Background:The Truth and Reconciliation Commission of Canada has called for better reporting of health disparities between First Nations people and other Canadians to close gaps in health outcomes. We sought to evaluate changes in these disparities using indicators of health and health care use over the last 2 decades.Methods:We used linked, whole-population, administrative claims data from the Manitoba Centre for Health Policy for fiscal years 1994/95 to 1998/99 and 2012/13 to 2016/17. We measured indicators of health and health care use among registered First Nations and all other Manitobans, and compared differences between these groups over the 2 time periods.Results:Over time, the relative gap between First Nations and all other Manitobans widened by 51% (95% confidence interval [CI] 42% to 60%) for premature mortality rate. For potential years of life lost, the gap widened by 54% (95% CI 51% to 57%) among women and by 32% (95% CI 30% to 35%) among men. The absolute gap in life expectancy widened by 3.14 years (95% CI 2.92 to 3.36) among men and 3.61 years (95% CI 3.38 to 3.84) among women.
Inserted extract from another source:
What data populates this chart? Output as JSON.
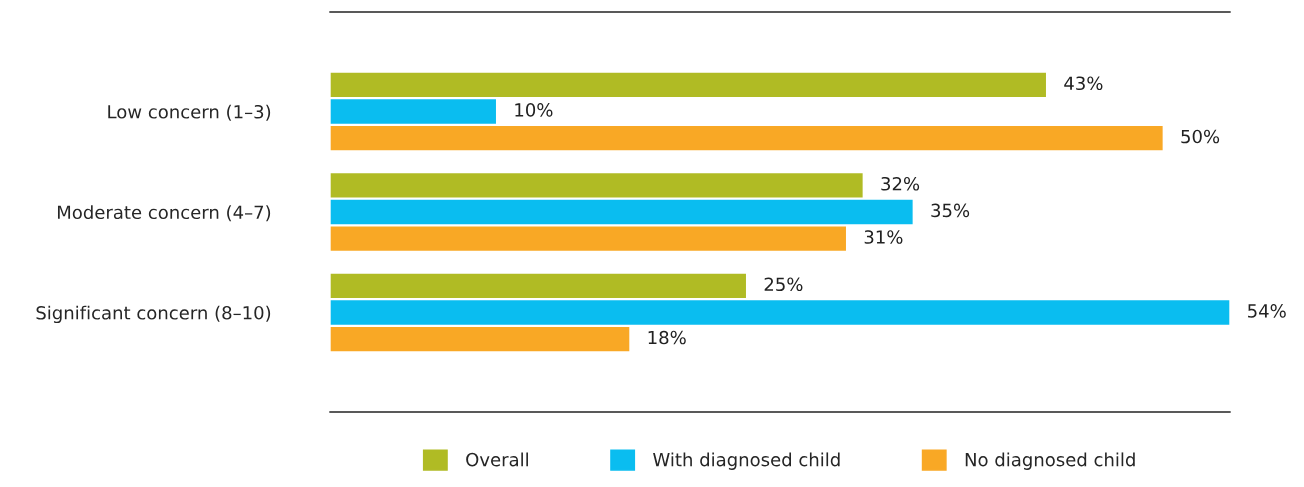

Relative gaps widened by 20% (95% CI 12% to 27%) for ambulatory specialist visits, by 14% (95% CI 12% to 16%) for hospital separations and by 50% (95% CI 39% to 62%) for days spent in hospital, but narrowed by 33% (95% CI −36% to −30%) for ambulatory primary care visits, by 22% (95% CI −27% to −16%) for mammography and by 27% (95% CI −40% to −23%) for injury hospitalizations.Interpretation:Disparities between First Nations and all other Manitobans in many key indicators of health and health care use have grown larger over time. New approaches are needed to address these disparities and promote better health with and for First Nations.
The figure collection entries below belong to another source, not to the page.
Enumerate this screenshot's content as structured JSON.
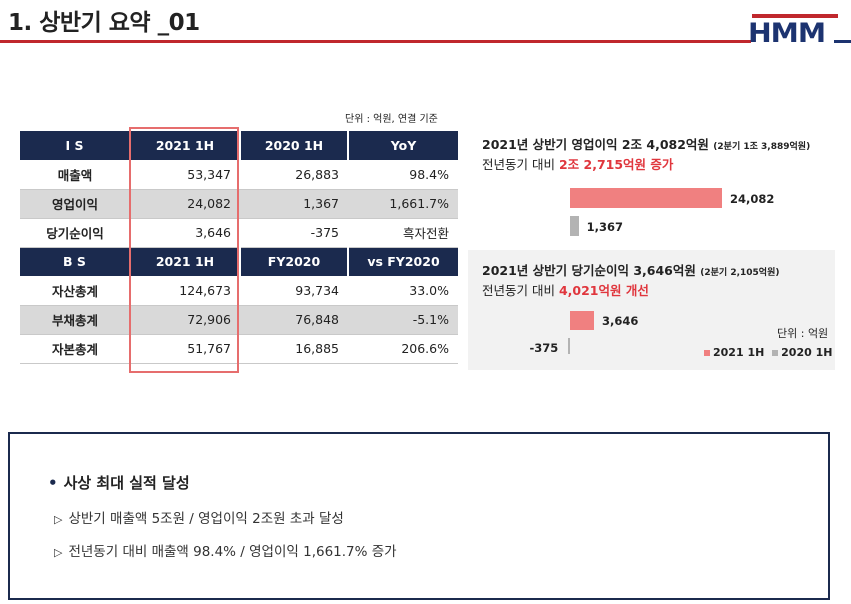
{
  "header": {
    "title": "1. 상반기 요약 _01",
    "logo": "HMM"
  },
  "table": {
    "unit_note": "단위 : 억원, 연결 기준",
    "is_header": [
      "I S",
      "2021 1H",
      "2020 1H",
      "YoY"
    ],
    "is_rows": [
      {
        "label": "매출액",
        "a": "53,347",
        "b": "26,883",
        "c": "98.4%"
      },
      {
        "label": "영업이익",
        "a": "24,082",
        "b": "1,367",
        "c": "1,661.7%"
      },
      {
        "label": "당기순이익",
        "a": "3,646",
        "b": "-375",
        "c": "흑자전환"
      }
    ],
    "bs_header": [
      "B S",
      "2021 1H",
      "FY2020",
      "vs FY2020"
    ],
    "bs_rows": [
      {
        "label": "자산총계",
        "a": "124,673",
        "b": "93,734",
        "c": "33.0%"
      },
      {
        "label": "부채총계",
        "a": "72,906",
        "b": "76,848",
        "c": "-5.1%"
      },
      {
        "label": "자본총계",
        "a": "51,767",
        "b": "16,885",
        "c": "206.6%"
      }
    ]
  },
  "panel1": {
    "head": "2021년 상반기 영업이익 2조 4,082억원",
    "head_small": "(2분기 1조 3,889억원)",
    "sub_prefix": "전년동기 대비",
    "sub_highlight": "2조 2,715억원 증가"
  },
  "panel2": {
    "head": "2021년 상반기 당기순이익 3,646억원",
    "head_small": "(2분기 2,105억원)",
    "sub_prefix": "전년동기 대비",
    "sub_highlight": "4,021억원 개선",
    "unit": "단위 : 억원",
    "legend": [
      "2021 1H",
      "2020 1H"
    ]
  },
  "chart_data": [
    {
      "type": "bar",
      "categories": [
        "2021 1H",
        "2020 1H"
      ],
      "values": [
        24082,
        1367
      ],
      "labels": [
        "24,082",
        "1,367"
      ]
    },
    {
      "type": "bar",
      "categories": [
        "2021 1H",
        "2020 1H"
      ],
      "values": [
        3646,
        -375
      ],
      "labels": [
        "3,646",
        "-375"
      ]
    }
  ],
  "colors": {
    "navy": "#1b2a4e",
    "red": "#c0272d",
    "bar_2021": "#f08080",
    "bar_2020": "#b3b3b3",
    "highlight": "#e0363d"
  },
  "summary": {
    "heading": "사상 최대 실적 달성",
    "items": [
      "상반기 매출액 5조원 / 영업이익 2조원 초과 달성",
      "전년동기 대비 매출액 98.4% / 영업이익 1,661.7% 증가"
    ]
  }
}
Comprehensive data on the health of First Nations people in Canada are urgently needed.^1,2 This is a priority identified by the Truth and Reconciliation Commission of Canada, which highlights the striking health disparities between Indigenous and non-Indigenous populations in Canada and recognizes the disparities in their Calls to Action as “a direct result of previous Canadian government policies.”³ These health disparities are understood to be part of the continuing impact of colonization and genocidal policies aimed specifically at Indigenous people.^4,5The underlying causes of the health gap between Indigenous and non-Indigenous people, resulting from attempts by European settlers to assimilate Indigenous people into their own societies, have been detailed elsewhere.⁶ The collective trauma that Indigenous populations have experienced through colonial policies and practices include, among others, racism and marginalization in virtually every aspect of their lives; major disruptions of families and communities through forced attendance at residential schools and by the child welfare system; trauma from physical, emotional and sexual abuse, carried over into future generations; and damage to their Indigenous identity through loss of culture, language, traditions and teachings.^6,7 Other social determinants (e.g., poverty, social exclusion and poor access to clean water, quality housing, education and heath services) and the governments’ failure to address these issues also influence the health of First Nations people.^8,9A previous population-based study of First Nations’ health and health care use in Canada, published in 2002, focused on the Manitoba population, which has the highest proportion of First Nations residents among Canadian provinces.¹⁰ It identified substantial gaps in the health of First Nations and their access to health services compared with other Manitobans. Others have since reported on health disparities between Indigenous peoples and other Canadians;^11–14 however, the Manitoba data provide a unique opportunity to compare changes in health-related outcomes over nearly 2 decades. In the present study, we sought to compare indicators of health and health care use between First Nations people and other residents of Manitoba, to determine whether the gap between the 2 groups has changed over the past 18 years and establish whether any progress has been made in improving First Nations’ health.